As dysfunctional family documentaries go, The Wolfpack, a tale of real life Rapunzels, is up there with Grey Gardens and Capturing The Friedmans.
The Wolfpack is the nickname given to seven children who have grown up in isolation. Unlike the children in Greek drama Dogtooth who had the run of the enclosed garden, these six boys and one girl were confined to the cramped apartment on the 16th floor in New York’s Lower East Side. Their Peruvian father, the only one allowed to leave the apartment, mostly stays out of their way but when first time director Crystal Moselle convinces him to engage with the documentary he reveals himself to be a former hippy burnout who mumbles about government-induced social breakdown. He’s ‘a free man’ who doesn’t subscribe to society’s mores – roughly translated as he doesn’t work.

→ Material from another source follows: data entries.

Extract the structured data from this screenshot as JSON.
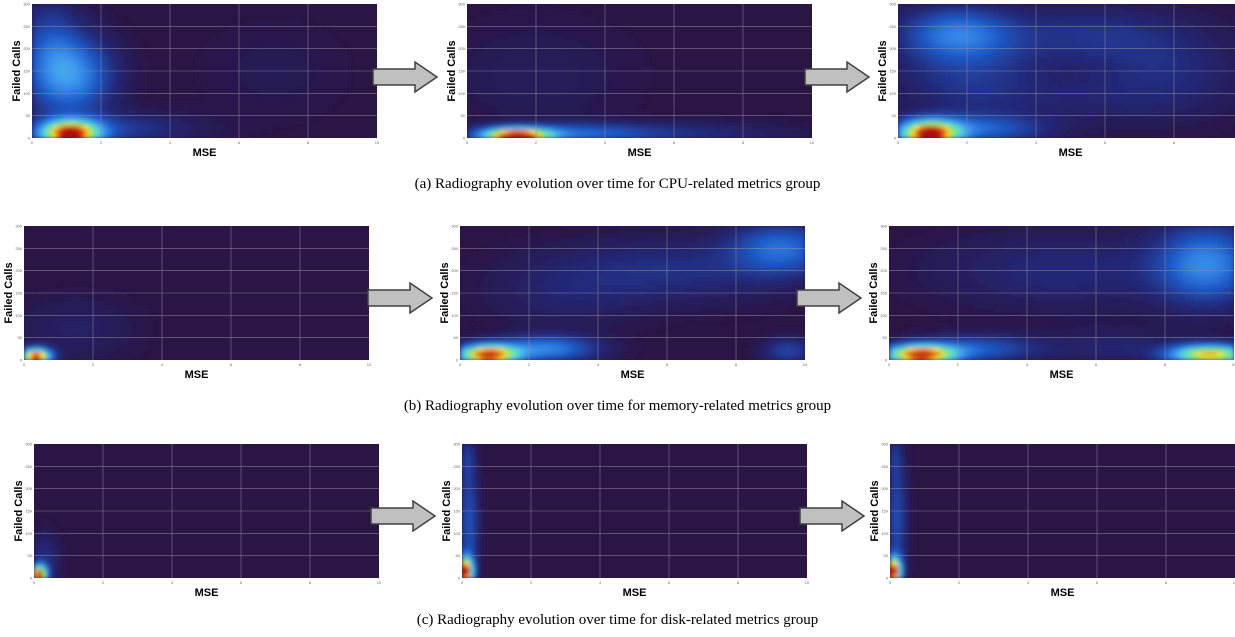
{
  "colors": {
    "background": "#2a1545",
    "grid": "#8c8aa0",
    "arrow_fill": "#c0c0c0",
    "arrow_stroke": "#404040"
  },
  "chart_data": [
    {
      "type": "heatmap",
      "row": 0,
      "xlabel": "MSE",
      "ylabel": "Failed Calls",
      "xlim": [
        0,
        10
      ],
      "ylim": [
        0,
        300
      ],
      "xticks": [
        "0",
        "2",
        "4",
        "6",
        "8",
        "10"
      ],
      "yticks": [
        "0",
        "50",
        "100",
        "150",
        "200",
        "250",
        "300"
      ],
      "blobs": [
        {
          "x": 1.1,
          "y": 10,
          "sx": 0.6,
          "sy": 20,
          "w": 1.0
        },
        {
          "x": 1.2,
          "y": 140,
          "sx": 0.8,
          "sy": 60,
          "w": 0.35
        },
        {
          "x": 0.5,
          "y": 200,
          "sx": 0.6,
          "sy": 80,
          "w": 0.18
        },
        {
          "x": 2.5,
          "y": 20,
          "sx": 1.5,
          "sy": 25,
          "w": 0.15
        },
        {
          "x": 7.0,
          "y": 150,
          "sx": 1.5,
          "sy": 80,
          "w": 0.03
        }
      ]
    },
    {
      "type": "heatmap",
      "row": 0,
      "xlabel": "MSE",
      "ylabel": "Failed Calls",
      "xlim": [
        0,
        10
      ],
      "ylim": [
        0,
        300
      ],
      "xticks": [
        "0",
        "2",
        "4",
        "6",
        "8",
        "10"
      ],
      "yticks": [
        "0",
        "50",
        "100",
        "150",
        "200",
        "250",
        "300"
      ],
      "blobs": [
        {
          "x": 1.4,
          "y": 5,
          "sx": 0.7,
          "sy": 12,
          "w": 1.0
        },
        {
          "x": 3.2,
          "y": 10,
          "sx": 1.5,
          "sy": 15,
          "w": 0.25
        },
        {
          "x": 6.5,
          "y": 10,
          "sx": 2.0,
          "sy": 18,
          "w": 0.1
        },
        {
          "x": 2.0,
          "y": 140,
          "sx": 2.0,
          "sy": 90,
          "w": 0.04
        }
      ]
    },
    {
      "type": "heatmap",
      "row": 0,
      "xlabel": "MSE",
      "ylabel": "Failed Calls",
      "xlim": [
        0,
        10
      ],
      "ylim": [
        0,
        300
      ],
      "xticks": [
        "0",
        "2",
        "4",
        "6",
        "8",
        "10"
      ],
      "yticks": [
        "0",
        "50",
        "100",
        "150",
        "200",
        "250",
        "300"
      ],
      "blobs": [
        {
          "x": 0.9,
          "y": 10,
          "sx": 0.6,
          "sy": 20,
          "w": 1.0
        },
        {
          "x": 2.4,
          "y": 20,
          "sx": 1.3,
          "sy": 22,
          "w": 0.25
        },
        {
          "x": 1.7,
          "y": 235,
          "sx": 1.1,
          "sy": 40,
          "w": 0.28
        },
        {
          "x": 2.0,
          "y": 150,
          "sx": 1.4,
          "sy": 70,
          "w": 0.14
        },
        {
          "x": 5.5,
          "y": 230,
          "sx": 1.8,
          "sy": 45,
          "w": 0.12
        },
        {
          "x": 7.8,
          "y": 150,
          "sx": 1.5,
          "sy": 70,
          "w": 0.1
        },
        {
          "x": 5.0,
          "y": 90,
          "sx": 2.0,
          "sy": 40,
          "w": 0.06
        }
      ]
    },
    {
      "type": "heatmap",
      "row": 1,
      "xlabel": "MSE",
      "ylabel": "Failed Calls",
      "xlim": [
        0,
        10
      ],
      "ylim": [
        0,
        300
      ],
      "xticks": [
        "0",
        "2",
        "4",
        "6",
        "8",
        "10"
      ],
      "yticks": [
        "0",
        "50",
        "100",
        "150",
        "200",
        "250",
        "300"
      ],
      "blobs": [
        {
          "x": 0.35,
          "y": 8,
          "sx": 0.3,
          "sy": 12,
          "w": 1.0
        },
        {
          "x": 1.5,
          "y": 70,
          "sx": 1.2,
          "sy": 50,
          "w": 0.06
        }
      ]
    },
    {
      "type": "heatmap",
      "row": 1,
      "xlabel": "MSE",
      "ylabel": "Failed Calls",
      "xlim": [
        0,
        10
      ],
      "ylim": [
        0,
        300
      ],
      "xticks": [
        "0",
        "2",
        "4",
        "6",
        "8",
        "10"
      ],
      "yticks": [
        "0",
        "50",
        "100",
        "150",
        "200",
        "250",
        "300"
      ],
      "blobs": [
        {
          "x": 0.8,
          "y": 12,
          "sx": 0.6,
          "sy": 15,
          "w": 1.0
        },
        {
          "x": 2.5,
          "y": 25,
          "sx": 1.0,
          "sy": 20,
          "w": 0.35
        },
        {
          "x": 9.3,
          "y": 250,
          "sx": 1.0,
          "sy": 40,
          "w": 0.28
        },
        {
          "x": 6.0,
          "y": 200,
          "sx": 2.5,
          "sy": 50,
          "w": 0.12
        },
        {
          "x": 9.5,
          "y": 20,
          "sx": 0.5,
          "sy": 20,
          "w": 0.18
        },
        {
          "x": 3.0,
          "y": 140,
          "sx": 1.5,
          "sy": 50,
          "w": 0.06
        }
      ]
    },
    {
      "type": "heatmap",
      "row": 1,
      "xlabel": "MSE",
      "ylabel": "Failed Calls",
      "xlim": [
        0,
        10
      ],
      "ylim": [
        0,
        300
      ],
      "xticks": [
        "0",
        "2",
        "4",
        "6",
        "8",
        "10"
      ],
      "yticks": [
        "0",
        "50",
        "100",
        "150",
        "200",
        "250",
        "300"
      ],
      "blobs": [
        {
          "x": 0.9,
          "y": 12,
          "sx": 0.7,
          "sy": 15,
          "w": 1.0
        },
        {
          "x": 9.3,
          "y": 12,
          "sx": 0.8,
          "sy": 15,
          "w": 0.85
        },
        {
          "x": 9.2,
          "y": 215,
          "sx": 1.0,
          "sy": 60,
          "w": 0.35
        },
        {
          "x": 5.0,
          "y": 200,
          "sx": 2.5,
          "sy": 60,
          "w": 0.1
        },
        {
          "x": 2.5,
          "y": 25,
          "sx": 1.2,
          "sy": 20,
          "w": 0.25
        },
        {
          "x": 6.5,
          "y": 30,
          "sx": 1.5,
          "sy": 25,
          "w": 0.08
        }
      ]
    },
    {
      "type": "heatmap",
      "row": 2,
      "xlabel": "MSE",
      "ylabel": "Failed Calls",
      "xlim": [
        0,
        10
      ],
      "ylim": [
        0,
        300
      ],
      "xticks": [
        "0",
        "2",
        "4",
        "6",
        "8",
        "10"
      ],
      "yticks": [
        "0",
        "50",
        "100",
        "150",
        "200",
        "250",
        "300"
      ],
      "blobs": [
        {
          "x": 0.15,
          "y": 8,
          "sx": 0.15,
          "sy": 14,
          "w": 1.0
        },
        {
          "x": 0.3,
          "y": 40,
          "sx": 0.3,
          "sy": 40,
          "w": 0.12
        }
      ]
    },
    {
      "type": "heatmap",
      "row": 2,
      "xlabel": "MSE",
      "ylabel": "Failed Calls",
      "xlim": [
        0,
        10
      ],
      "ylim": [
        0,
        300
      ],
      "xticks": [
        "0",
        "2",
        "4",
        "6",
        "8",
        "10"
      ],
      "yticks": [
        "0",
        "50",
        "100",
        "150",
        "200",
        "250",
        "300"
      ],
      "blobs": [
        {
          "x": 0.1,
          "y": 15,
          "sx": 0.15,
          "sy": 22,
          "w": 1.0
        },
        {
          "x": 0.2,
          "y": 120,
          "sx": 0.2,
          "sy": 90,
          "w": 0.22
        },
        {
          "x": 0.15,
          "y": 270,
          "sx": 0.15,
          "sy": 40,
          "w": 0.12
        }
      ]
    },
    {
      "type": "heatmap",
      "row": 2,
      "xlabel": "MSE",
      "ylabel": "Failed Calls",
      "xlim": [
        0,
        10
      ],
      "ylim": [
        0,
        300
      ],
      "xticks": [
        "0",
        "2",
        "4",
        "6",
        "8",
        "10"
      ],
      "yticks": [
        "0",
        "50",
        "100",
        "150",
        "200",
        "250",
        "300"
      ],
      "blobs": [
        {
          "x": 0.1,
          "y": 15,
          "sx": 0.15,
          "sy": 22,
          "w": 1.0
        },
        {
          "x": 0.2,
          "y": 130,
          "sx": 0.2,
          "sy": 90,
          "w": 0.2
        },
        {
          "x": 0.15,
          "y": 270,
          "sx": 0.15,
          "sy": 40,
          "w": 0.1
        }
      ]
    }
  ],
  "captions": [
    "(a) Radiography evolution over time for CPU-related metrics group",
    "(b) Radiography evolution over time for memory-related metrics group",
    "(c) Radiography evolution over time for disk-related metrics group"
  ]
}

With little to do, the brothers re-enact their favourite movie scenes – Pulp Fiction, Reservoir Dogs, The Dark Knight, Halloween etc – and capture the performances on camcorder (no phones allowed). When he was fifteen, Mukunda, the eldest and most outspoken sibling, escaped the apartment. His venture into the city wearing a Mike Meyers costume earned him an arrest, a stay in an institution, and an evaluation by a therapist, bringing their plight to the attention of the authorities. The excursion is short lived but it’s enough to untangle the boys from their father’s grip. A trip to the beach, where the boys experience sand and the sea for the first time, is a sad and joyous thing.
What surprises is that the boys are very creative – the costumes and weapons they design are very cool - and they are polite and well spoken. With their long hair, shades and suits, they may be a little kooky – the carefully edited re-enactments ensure that we see the more bizarre footage, like their version for the music video for Baltimora’s Tarzan Boy - but they aren’t squirrelly.
What is frustrating is when director Crystal Moselle doesn’t push the brothers when they are on the verge of really opening up. One brother, his eyes already glistening with frustration, talks of “…’some things’ you just can’t live with”, but Moselle, who has already put herself into the action by asking questions off camera, strangely leaves this, and other similar moments, be. This was the crux of the whole thing: how do the kids feel about their parents and what damage they have done? What of job prospects? Of romance? What of the father’s theory that these kids have been raised untouched by the evils of society (marathon movie sessions aside) and thus are well-mannered, honest people? This is all touched on but frustratingly not further explored.
Fascinating stuff but there was more here.